Izrađeno

Lectures by Professors Sabotič and Anić Accompanying the Exhibition “A Sip of the Past – Old Zagreb Cafés, Taverns and Inns”

In connection with the current exhibition A Sip of the Past – Old Zagreb Cafés, Taverns and Inns (1887–1939), the Zagreb City Museum is organizing two lectures to be delivered by Associate Professor Ines Sabotič, PhD, and Professor Tomislav Anić, PhD, from the University Department of History of the Catholic University of Croatia (CUC). The lectures will take place inside the exhibition space on Wednesday, 10 December 2025, at 1:00 p.m.

FOTO: Muzej Grada Zagreba

Ines Sabotič

Zagreb Cafés: Spaces of Surveillance and Spaces of Freedom (Turn of the 19th to the 20th Century)

At the turn of the 19th to the 20th century, Zagreb cafés were ambivalent spaces—simultaneously places of surveillance and of freedom. The authorities sought to regulate hospitality establishments, with cafés receiving particular attention. Regulations governed almost every aspect, from the appearance of the premises to staff profiles and permitted activities, with the specifics of such control becoming especially evident when compared with other regulations of the time.
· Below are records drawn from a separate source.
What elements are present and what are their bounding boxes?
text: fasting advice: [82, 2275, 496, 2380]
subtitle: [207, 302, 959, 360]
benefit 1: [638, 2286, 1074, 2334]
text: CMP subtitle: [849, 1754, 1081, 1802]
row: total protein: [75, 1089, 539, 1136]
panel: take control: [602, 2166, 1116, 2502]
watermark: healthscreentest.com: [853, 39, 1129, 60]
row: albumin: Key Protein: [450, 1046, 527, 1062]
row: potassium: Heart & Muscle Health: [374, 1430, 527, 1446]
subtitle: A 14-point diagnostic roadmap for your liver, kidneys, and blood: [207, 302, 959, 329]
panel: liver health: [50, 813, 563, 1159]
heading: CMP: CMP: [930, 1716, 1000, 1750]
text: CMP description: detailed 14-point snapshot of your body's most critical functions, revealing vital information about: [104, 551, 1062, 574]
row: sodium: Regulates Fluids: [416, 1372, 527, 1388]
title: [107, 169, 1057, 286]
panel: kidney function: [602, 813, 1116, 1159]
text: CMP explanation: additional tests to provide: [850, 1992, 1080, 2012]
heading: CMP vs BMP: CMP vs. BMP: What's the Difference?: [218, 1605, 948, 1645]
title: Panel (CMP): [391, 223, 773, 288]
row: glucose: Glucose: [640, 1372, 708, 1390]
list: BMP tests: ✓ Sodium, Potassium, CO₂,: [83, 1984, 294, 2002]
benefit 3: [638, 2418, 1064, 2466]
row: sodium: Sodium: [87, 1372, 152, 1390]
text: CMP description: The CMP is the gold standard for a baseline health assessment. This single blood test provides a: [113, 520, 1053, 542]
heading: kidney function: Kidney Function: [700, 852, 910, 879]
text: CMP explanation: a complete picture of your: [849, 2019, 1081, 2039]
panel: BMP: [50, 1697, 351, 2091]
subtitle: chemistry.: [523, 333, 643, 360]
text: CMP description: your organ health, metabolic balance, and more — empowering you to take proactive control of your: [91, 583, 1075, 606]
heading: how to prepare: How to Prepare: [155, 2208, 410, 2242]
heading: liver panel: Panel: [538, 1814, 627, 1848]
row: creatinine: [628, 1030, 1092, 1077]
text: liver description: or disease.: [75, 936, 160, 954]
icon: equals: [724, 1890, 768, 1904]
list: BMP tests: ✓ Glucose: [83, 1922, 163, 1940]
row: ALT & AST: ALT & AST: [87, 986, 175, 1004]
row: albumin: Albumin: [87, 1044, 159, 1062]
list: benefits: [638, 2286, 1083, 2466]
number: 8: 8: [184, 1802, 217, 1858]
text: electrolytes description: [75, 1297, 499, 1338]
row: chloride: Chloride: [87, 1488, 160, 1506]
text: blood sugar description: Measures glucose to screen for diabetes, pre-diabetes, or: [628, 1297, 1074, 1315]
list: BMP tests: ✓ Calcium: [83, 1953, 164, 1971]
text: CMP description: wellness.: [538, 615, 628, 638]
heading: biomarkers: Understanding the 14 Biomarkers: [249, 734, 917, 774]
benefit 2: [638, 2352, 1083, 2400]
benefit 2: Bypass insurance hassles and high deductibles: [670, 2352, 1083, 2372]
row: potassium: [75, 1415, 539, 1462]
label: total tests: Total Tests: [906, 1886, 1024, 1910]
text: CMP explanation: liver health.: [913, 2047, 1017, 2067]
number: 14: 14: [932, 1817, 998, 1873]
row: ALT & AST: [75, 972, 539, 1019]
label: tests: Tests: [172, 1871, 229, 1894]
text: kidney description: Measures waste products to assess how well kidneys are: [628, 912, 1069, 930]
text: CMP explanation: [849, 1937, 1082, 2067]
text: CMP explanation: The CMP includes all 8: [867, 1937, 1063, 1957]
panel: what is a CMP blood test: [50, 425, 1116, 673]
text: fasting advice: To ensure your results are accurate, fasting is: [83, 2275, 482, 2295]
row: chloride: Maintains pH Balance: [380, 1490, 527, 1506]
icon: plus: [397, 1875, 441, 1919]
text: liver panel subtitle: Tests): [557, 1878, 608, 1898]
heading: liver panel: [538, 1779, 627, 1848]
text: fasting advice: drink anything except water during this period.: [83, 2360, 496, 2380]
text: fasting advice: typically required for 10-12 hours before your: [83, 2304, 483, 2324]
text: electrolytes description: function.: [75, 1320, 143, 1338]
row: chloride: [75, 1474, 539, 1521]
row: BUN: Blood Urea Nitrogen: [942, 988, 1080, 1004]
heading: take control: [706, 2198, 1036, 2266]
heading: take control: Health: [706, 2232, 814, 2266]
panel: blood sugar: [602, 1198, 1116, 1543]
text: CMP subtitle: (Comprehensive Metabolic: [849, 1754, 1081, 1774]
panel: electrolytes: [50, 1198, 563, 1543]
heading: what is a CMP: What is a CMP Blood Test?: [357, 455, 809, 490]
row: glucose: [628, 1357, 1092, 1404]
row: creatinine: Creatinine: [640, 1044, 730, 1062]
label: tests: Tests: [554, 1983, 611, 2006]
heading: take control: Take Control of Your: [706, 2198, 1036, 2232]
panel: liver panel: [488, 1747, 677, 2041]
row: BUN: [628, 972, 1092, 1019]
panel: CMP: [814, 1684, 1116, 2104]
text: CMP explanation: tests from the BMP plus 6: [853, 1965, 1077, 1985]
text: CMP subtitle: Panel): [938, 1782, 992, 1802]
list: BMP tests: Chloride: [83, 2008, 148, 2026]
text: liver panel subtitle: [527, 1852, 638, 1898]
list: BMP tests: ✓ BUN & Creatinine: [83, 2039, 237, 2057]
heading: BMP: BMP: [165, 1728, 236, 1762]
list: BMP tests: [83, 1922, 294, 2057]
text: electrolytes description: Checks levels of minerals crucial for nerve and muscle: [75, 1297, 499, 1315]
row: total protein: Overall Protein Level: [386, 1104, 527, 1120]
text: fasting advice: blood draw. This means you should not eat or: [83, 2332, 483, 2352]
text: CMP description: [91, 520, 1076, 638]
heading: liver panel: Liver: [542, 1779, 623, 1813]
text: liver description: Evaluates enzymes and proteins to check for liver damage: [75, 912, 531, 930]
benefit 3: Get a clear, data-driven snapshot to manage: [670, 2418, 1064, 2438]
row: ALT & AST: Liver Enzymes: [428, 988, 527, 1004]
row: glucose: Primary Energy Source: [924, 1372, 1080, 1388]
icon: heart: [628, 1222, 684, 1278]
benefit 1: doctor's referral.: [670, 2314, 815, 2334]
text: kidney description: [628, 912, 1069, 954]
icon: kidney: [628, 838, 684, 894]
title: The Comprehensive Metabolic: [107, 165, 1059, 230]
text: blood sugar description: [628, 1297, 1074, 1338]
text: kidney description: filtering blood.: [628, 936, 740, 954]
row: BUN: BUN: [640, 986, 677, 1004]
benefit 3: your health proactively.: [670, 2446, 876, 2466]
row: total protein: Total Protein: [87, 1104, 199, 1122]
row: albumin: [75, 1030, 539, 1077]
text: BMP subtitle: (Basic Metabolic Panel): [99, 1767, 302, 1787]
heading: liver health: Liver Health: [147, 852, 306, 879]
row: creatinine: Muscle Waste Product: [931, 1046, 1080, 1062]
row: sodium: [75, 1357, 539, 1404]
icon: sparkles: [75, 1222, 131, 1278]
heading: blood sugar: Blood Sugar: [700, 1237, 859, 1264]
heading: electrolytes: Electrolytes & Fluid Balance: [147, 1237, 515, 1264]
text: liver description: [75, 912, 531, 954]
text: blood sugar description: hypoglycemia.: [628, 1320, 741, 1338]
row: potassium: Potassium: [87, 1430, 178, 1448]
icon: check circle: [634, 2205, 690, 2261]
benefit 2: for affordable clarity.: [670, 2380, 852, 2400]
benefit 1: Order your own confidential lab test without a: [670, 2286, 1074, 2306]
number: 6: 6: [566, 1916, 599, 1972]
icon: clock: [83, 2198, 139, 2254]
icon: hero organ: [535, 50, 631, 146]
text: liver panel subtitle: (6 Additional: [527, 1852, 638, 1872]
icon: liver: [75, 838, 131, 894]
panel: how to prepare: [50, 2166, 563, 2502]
In contrast, artists and writers transformed cafés into hubs of creativity, encounters, and intellectual freedom, which over time became informal sites of memory within the urban cultural landscape.

 

Tomislav Anić

From Café to Inn: Social Life in Zagreb between Bourgeois Representation and Everyday Popular Culture (1901–1939)

This lecture explores the venues that shaped everyday urban life in the first half of the 20th century. At the time, the café symbolized bourgeois culture—a place of refined conversation, newspaper reading, and social visibility. Inns, on the other hand, especially in the city’s peripheral districts, preserved the spirit of popular spontaneity and communal conviviality. Through analysis of newspaper articles and visual sources, the lecture will show how these two worlds, although differing in manners and clientele, shared a common social function: serving as spaces in which the social dynamics of the city were reflected and enacted.